How to Get Rid of Black Snakes
You can naturally get rid of black snakes by reducing their food sources, using snake repellents, maintaining your yard, and seeking professional help if necessary. These methods are safe, eco-friendly, and pose no harm to dogs.
- Reduce Food Sources: Black snakes, like all predators, are attracted to areas with abundant food sources. If your property is overrun with rodents, chances are high that it will attract snakes. Therefore, implementing pest control methods to eliminate rodents can significantly decrease the presence of black snakes.
- Use Snake Repellents: Natural snake repellents, like those that contain clove oil and sulfur, can be used to deter black snakes. Spread the repellent around your home, focusing on areas where you’ve spotted snakes. However, be cautious of any repellent’s ingredients, as some may not be safe for pets. Always opt for pet-friendly options.

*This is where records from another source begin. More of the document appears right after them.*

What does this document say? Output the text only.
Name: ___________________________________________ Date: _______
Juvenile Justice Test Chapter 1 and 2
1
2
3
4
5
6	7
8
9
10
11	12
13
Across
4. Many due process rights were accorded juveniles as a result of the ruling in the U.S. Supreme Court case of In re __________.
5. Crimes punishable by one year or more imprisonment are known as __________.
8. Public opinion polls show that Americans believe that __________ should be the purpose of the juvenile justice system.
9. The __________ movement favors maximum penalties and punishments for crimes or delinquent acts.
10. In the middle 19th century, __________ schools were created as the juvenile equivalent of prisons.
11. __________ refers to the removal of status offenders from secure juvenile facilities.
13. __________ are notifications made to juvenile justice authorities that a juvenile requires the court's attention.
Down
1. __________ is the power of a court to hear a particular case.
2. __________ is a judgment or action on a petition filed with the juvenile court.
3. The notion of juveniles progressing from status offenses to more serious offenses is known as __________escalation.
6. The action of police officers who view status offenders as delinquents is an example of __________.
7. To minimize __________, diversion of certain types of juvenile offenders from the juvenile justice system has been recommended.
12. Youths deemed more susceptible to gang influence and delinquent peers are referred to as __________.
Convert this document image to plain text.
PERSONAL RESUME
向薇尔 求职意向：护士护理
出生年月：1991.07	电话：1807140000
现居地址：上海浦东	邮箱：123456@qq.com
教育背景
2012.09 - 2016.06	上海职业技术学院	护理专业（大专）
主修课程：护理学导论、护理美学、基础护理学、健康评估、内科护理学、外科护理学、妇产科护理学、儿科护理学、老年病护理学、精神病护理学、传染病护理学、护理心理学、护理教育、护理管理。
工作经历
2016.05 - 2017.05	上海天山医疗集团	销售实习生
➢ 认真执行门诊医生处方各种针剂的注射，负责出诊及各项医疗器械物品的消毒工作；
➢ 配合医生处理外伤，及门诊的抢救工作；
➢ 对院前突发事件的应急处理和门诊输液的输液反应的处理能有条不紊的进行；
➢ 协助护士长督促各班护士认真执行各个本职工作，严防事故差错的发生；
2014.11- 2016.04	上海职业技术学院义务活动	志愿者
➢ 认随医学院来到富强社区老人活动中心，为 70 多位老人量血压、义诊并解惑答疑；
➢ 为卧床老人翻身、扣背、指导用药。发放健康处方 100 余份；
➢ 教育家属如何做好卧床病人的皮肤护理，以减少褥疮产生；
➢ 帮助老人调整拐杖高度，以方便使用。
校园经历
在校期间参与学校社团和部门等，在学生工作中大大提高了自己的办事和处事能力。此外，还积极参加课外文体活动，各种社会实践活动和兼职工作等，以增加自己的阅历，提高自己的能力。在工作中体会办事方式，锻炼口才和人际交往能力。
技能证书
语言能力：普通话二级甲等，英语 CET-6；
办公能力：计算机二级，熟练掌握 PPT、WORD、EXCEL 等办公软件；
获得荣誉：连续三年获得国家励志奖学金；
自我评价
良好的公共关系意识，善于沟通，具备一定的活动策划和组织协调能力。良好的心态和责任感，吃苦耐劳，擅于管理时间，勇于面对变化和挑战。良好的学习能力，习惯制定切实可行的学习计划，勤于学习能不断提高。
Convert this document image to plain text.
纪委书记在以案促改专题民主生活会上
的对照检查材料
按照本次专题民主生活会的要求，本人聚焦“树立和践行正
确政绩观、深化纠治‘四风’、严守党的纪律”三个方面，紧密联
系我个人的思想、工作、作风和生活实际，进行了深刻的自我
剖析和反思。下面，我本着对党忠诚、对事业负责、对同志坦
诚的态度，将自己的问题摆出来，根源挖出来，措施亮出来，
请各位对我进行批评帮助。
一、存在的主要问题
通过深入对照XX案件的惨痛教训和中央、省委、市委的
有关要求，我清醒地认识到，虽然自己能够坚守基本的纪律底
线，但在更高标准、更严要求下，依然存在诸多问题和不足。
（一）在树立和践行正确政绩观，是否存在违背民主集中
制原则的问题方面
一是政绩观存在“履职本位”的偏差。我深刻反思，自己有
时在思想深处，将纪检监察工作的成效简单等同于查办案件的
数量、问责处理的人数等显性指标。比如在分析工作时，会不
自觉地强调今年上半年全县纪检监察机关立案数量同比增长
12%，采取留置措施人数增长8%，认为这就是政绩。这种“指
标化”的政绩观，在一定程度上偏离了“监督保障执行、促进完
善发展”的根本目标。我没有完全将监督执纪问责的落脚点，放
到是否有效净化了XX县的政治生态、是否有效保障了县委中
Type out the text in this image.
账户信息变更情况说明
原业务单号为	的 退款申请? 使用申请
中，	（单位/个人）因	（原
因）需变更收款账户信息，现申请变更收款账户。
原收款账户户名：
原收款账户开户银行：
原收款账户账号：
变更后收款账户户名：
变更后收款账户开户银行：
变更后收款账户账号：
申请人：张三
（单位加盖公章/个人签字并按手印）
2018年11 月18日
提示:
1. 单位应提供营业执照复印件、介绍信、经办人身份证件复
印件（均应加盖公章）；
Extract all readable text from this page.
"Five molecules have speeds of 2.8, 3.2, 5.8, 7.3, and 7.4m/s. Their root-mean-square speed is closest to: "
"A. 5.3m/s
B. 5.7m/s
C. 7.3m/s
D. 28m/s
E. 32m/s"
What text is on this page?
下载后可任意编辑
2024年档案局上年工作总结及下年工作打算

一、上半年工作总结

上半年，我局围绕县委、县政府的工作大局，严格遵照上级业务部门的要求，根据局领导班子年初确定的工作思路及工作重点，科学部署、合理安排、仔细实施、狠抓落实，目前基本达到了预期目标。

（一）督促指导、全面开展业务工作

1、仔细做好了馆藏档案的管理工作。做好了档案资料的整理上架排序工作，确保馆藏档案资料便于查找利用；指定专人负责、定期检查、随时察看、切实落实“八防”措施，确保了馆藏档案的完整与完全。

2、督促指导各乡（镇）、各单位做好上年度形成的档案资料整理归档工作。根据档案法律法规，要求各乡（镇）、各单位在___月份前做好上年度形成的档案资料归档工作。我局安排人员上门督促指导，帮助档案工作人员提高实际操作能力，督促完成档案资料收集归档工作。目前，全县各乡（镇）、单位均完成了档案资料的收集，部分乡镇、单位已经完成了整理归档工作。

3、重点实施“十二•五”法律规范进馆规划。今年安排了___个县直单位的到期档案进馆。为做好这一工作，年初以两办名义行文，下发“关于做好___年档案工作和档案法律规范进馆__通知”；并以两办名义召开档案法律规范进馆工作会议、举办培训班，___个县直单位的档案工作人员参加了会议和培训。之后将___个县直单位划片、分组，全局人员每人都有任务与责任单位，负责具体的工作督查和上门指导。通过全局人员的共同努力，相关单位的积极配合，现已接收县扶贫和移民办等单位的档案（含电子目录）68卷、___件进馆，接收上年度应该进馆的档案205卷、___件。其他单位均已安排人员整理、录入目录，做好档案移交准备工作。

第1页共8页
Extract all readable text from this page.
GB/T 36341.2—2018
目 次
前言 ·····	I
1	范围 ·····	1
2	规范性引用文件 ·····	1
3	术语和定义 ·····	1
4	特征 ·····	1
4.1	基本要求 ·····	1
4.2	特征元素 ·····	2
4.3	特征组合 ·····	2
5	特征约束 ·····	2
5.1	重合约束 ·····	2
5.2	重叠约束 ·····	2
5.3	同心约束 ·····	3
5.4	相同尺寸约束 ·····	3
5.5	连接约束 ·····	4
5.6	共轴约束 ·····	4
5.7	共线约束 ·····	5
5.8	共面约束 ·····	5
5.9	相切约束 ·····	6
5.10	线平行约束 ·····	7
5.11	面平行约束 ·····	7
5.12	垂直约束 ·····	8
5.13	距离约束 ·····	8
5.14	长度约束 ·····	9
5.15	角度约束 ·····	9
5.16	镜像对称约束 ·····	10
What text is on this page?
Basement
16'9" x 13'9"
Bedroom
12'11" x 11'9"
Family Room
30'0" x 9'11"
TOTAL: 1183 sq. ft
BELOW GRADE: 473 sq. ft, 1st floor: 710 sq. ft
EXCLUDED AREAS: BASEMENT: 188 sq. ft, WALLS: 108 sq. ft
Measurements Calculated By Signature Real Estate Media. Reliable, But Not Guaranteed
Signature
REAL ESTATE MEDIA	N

- Maintain Your Yard: Keeping your yard clean and clutter-free can help deter black snakes. Regularly mow the lawn, remove dead leaves and branches, and clear away any piles of wood or rocks that might provide shelter for snakes. The less attractive your yard is to a snake, the less likely it is to stay.
- Professional Assistance: If you’re dealing with a persistent black snake problem, consider reaching out to a professional pest control service. They have the knowledge and equipment to handle snake infestations safely and effectively, without posing a risk to your dogs or other pets.
In conclusion, the safest ways to get rid of black snakes include reducing their food sources, using natural snake repellents, maintaining a clean yard, and seeking professional help if required. These methods ensure a snake-free home without posing any danger to your pets. Learn the commands that will help in the first section.
I’m sure you’re ready to not worry about anymore issues between black snakes and dogs, so I’ll let you get started now. Good luck with all of this, and thanks for reading our article “Black Snake Bites Dog: Are Black Snakes Poisonous to Dogs?”